FRANKEN: Yeah, the number is zero. Do you know how many were in Germany?

FURCHTGOTT-ROTT: From the trend of your questions, I’m assuming the number is zero. But I don’t know the precise number and would have to get back to you.

FRANKEN: Well, you’re very good. Very fast. The point is, I think we need to go in that direction, not the opposite direction. Thank you.

Sen. Franken, you are a thing of beauty.  Thank you.

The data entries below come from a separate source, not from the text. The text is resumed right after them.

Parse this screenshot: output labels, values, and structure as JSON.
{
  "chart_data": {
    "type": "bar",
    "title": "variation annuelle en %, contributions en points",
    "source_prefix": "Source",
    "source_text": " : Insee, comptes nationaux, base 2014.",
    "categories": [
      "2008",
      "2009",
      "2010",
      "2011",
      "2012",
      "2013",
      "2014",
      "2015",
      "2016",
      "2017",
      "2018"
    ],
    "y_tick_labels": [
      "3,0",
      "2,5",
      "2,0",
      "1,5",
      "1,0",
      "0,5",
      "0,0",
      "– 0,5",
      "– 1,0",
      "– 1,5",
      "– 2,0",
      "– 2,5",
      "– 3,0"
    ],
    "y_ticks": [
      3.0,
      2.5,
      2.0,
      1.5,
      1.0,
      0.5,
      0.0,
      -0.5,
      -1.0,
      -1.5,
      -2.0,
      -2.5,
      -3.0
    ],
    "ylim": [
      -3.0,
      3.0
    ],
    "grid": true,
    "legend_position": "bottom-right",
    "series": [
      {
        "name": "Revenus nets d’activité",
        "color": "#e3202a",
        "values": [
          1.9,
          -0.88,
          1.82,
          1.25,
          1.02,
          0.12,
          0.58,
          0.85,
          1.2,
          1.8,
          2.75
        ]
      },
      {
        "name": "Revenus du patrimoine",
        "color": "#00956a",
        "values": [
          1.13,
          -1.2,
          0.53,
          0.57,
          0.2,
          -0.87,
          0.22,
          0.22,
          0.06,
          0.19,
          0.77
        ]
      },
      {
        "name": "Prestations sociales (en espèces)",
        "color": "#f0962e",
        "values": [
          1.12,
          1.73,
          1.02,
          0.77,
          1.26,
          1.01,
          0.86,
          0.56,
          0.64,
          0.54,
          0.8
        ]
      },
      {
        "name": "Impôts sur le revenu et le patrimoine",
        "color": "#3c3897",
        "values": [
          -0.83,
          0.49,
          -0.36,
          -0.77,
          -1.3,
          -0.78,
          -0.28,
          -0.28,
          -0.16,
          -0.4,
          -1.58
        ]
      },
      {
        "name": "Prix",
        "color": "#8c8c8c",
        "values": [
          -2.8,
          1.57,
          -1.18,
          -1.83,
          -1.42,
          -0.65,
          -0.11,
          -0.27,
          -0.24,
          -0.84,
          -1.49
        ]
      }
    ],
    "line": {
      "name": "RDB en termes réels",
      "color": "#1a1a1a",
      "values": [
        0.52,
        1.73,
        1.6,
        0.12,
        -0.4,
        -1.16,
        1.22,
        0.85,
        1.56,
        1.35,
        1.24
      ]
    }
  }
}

Oh, Dear, He’s Gone Shrill Again

And when Paul Krugman goes shrill, it’s time to brace for impact (h/t):

It was the best of times, it was the worst of times. O.K., maybe not literally the worst, but definitely bad. And the contrast between the immense good fortune of a few and the continuing suffering of all too many boded ill for the future.
I’m talking, of course, about the state of the banks.
[snip]
But it’s not a simple case of flourishing banks versus ailing workers: banks that are actually in the business of lending, as opposed to trading, are still in trouble. Most notably, Citigroup and Bank of America, which silenced talk of nationalization earlier this year by claiming that they had returned to profitability, are now — you guessed it — back to reporting losses.
[snip]
But there’s an even bigger problem: while the wheeler-dealer side of the financial industry, a k a trading operations, is highly profitable again, the part of banking that really matters — lending, which fuels investment and job creation — is not. Key banks remain financially weak, and their weakness is hurting the economy as a whole.
You may recall that earlier this year there was a big debate about how to get the banks lending again. Some analysts, myself included, argued that at least some major banks needed a large injection of capital from taxpayers, and that the only way to do this was to temporarily nationalize the most troubled banks. The debate faded out, however, after Citigroup and Bank of America, the banking system’s weakest links, announced surprise profits. All was well, we were told, now that the banks were profitable again.
But a funny thing happened on the way back to a sound banking system: last week both Citi and BofA announced losses in the third quarter. What happened?
Part of the answer is that those earlier profits were in part a figment of the accountants’ imaginations. More broadly, however, we’re looking at payback from the real economy. In the first phase of the crisis, Main Street was punished for Wall Street’s misdeeds; now broad economic distress, especially persistent high unemployment, is leading to big losses on mortgage loans and credit cards.
And here’s the thing: The continuing weakness of many banks is helping to perpetuate that economic distress. Banks remain reluctant to lend, and tight credit, especially for small businesses, stands in the way of the strong recovery we need.
[snip]
[W]e desperately need to pass effective financial reform. For if we don’t, bankers will soon be taking even bigger risks than they did in the run-up to this crisis. After all, the lesson from the last few months has been very clear: When bankers gamble with other people’s money, it’s heads they win, tails the rest of us lose.

So, Mr. President, how’s about listening to a fellow Nobel laureate instead of the stable of assclowns currently advising you on economic policy?  Before, y’know, it’s too late.